Here's the thing. The two dead were gang members; the driver a Chinese exchange student to Australia, who had been in New Zealand for only a day.
Given the awful consequences of her driving error - she slid into gravel and over-corrected - and the fact she had since then essentially been alone here awaiting judgment for her blameworthy driving, it is easy to accept the description of her lawyer Tim Cadogan that she had been living in fear since the accident.
Among the wider public, sympathy naturally emerges for such a vulnerable figure. This country does have a serious problem with inexperienced tourist drivers on our unforgiving roads, but the solution clearly does not lie with applying extravagant penalties after the event.
But by the same token, it is entirely understandable if two bereft families, not to mention two seriously injured and potentially traumatised survivors, might be twisting in reproach and recrimination.

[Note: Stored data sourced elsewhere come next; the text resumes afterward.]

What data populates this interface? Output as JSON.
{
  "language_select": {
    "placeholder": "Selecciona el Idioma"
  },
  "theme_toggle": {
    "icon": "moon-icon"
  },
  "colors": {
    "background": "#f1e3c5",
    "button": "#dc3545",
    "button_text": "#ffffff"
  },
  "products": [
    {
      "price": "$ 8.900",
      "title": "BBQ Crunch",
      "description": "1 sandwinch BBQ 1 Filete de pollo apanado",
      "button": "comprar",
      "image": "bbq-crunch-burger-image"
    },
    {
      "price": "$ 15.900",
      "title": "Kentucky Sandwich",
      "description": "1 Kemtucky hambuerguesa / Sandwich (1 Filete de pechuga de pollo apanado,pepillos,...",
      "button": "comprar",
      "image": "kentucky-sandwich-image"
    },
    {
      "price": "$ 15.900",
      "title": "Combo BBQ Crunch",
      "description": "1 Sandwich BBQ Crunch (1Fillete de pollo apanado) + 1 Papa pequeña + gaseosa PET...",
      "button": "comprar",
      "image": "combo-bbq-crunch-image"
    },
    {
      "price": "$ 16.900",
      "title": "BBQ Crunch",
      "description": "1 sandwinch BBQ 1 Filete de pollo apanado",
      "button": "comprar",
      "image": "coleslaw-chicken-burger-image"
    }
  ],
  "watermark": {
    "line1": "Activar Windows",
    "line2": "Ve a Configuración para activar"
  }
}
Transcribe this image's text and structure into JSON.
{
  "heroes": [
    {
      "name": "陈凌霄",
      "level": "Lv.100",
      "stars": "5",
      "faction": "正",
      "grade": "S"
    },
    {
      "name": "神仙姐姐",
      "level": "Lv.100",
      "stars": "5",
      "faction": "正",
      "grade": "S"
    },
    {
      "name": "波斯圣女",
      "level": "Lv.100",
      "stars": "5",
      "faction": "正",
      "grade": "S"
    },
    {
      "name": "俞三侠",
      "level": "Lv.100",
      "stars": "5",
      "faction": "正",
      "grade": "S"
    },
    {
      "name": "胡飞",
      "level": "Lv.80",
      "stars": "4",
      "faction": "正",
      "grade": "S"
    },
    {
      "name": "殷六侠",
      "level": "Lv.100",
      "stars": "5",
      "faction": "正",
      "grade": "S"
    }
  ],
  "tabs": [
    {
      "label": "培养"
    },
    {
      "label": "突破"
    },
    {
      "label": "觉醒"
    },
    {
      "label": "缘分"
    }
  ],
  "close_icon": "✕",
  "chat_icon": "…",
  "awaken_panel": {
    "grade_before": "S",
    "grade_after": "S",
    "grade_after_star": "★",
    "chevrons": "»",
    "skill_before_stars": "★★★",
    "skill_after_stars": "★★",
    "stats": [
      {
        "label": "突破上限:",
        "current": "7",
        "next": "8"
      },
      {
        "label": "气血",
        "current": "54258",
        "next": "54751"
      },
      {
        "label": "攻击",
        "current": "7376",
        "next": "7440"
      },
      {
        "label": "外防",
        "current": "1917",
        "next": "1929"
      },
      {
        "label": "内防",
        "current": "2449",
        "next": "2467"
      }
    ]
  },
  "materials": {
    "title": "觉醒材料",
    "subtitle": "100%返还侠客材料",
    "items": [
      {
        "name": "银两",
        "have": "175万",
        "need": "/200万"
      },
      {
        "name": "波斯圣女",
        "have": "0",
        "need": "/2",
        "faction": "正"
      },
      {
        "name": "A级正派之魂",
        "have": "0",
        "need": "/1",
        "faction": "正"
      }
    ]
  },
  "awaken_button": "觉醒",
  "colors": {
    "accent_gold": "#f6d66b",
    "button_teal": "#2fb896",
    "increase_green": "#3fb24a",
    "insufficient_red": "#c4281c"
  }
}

Considering the gang background in particular, let's not deny there was a cliche-busting aspect to what happened at her trial. In a moving display of empathy, the family of Grant John Roberts embraced Kejia Zheng after telling the judge they did not want her imprisoned for what they called a tragic accident.
This, remember, when the sense of loss must still have been so raw from a crash less than three weeks earlier.
Having met her before the trial - and here we might add that there's a great deal to be said for restorative justice meetings - it is clear that Mr Roberts' family were able to see past their own loss.
In doing so they in no way diminished his memory, though there can be hope that it has helped, in some way, the healing.
Such stories of forgiveness are not uncommon. We need look back only a few days earlier, to a case where the husband of elderly Eileen Reardon, who was killed while trying to cross a Hamilton road, told the court: "We do not want that man to carry the burden of what happened for the rest of his life. She would want him to get on with the rest of his life. He is so young, and that is what I want for him too."
We've seen forgiveness of a sort that's, let's say in character for the aggrieved organisation, when The Breakthrough Church members who suffered burglaries from a drug-addicted employee, collectively forgave her. Also in circumstances far, far more challenging, such as the Christchurch community worker who went on to visit her rapist in prison once a week and supported him in his parole bid.
What would you do in any of these circumstances? Many would hope never to be in a position where they might find out for certain. But by any measure forgiveness is a powerful thing. Restorative justice advocate and Auckland lawyer Helen Bowan has said that where forgiveness has occurred there's a sense of relief and completion, a certain lightness which seems to help people move on to the next stage of grieving.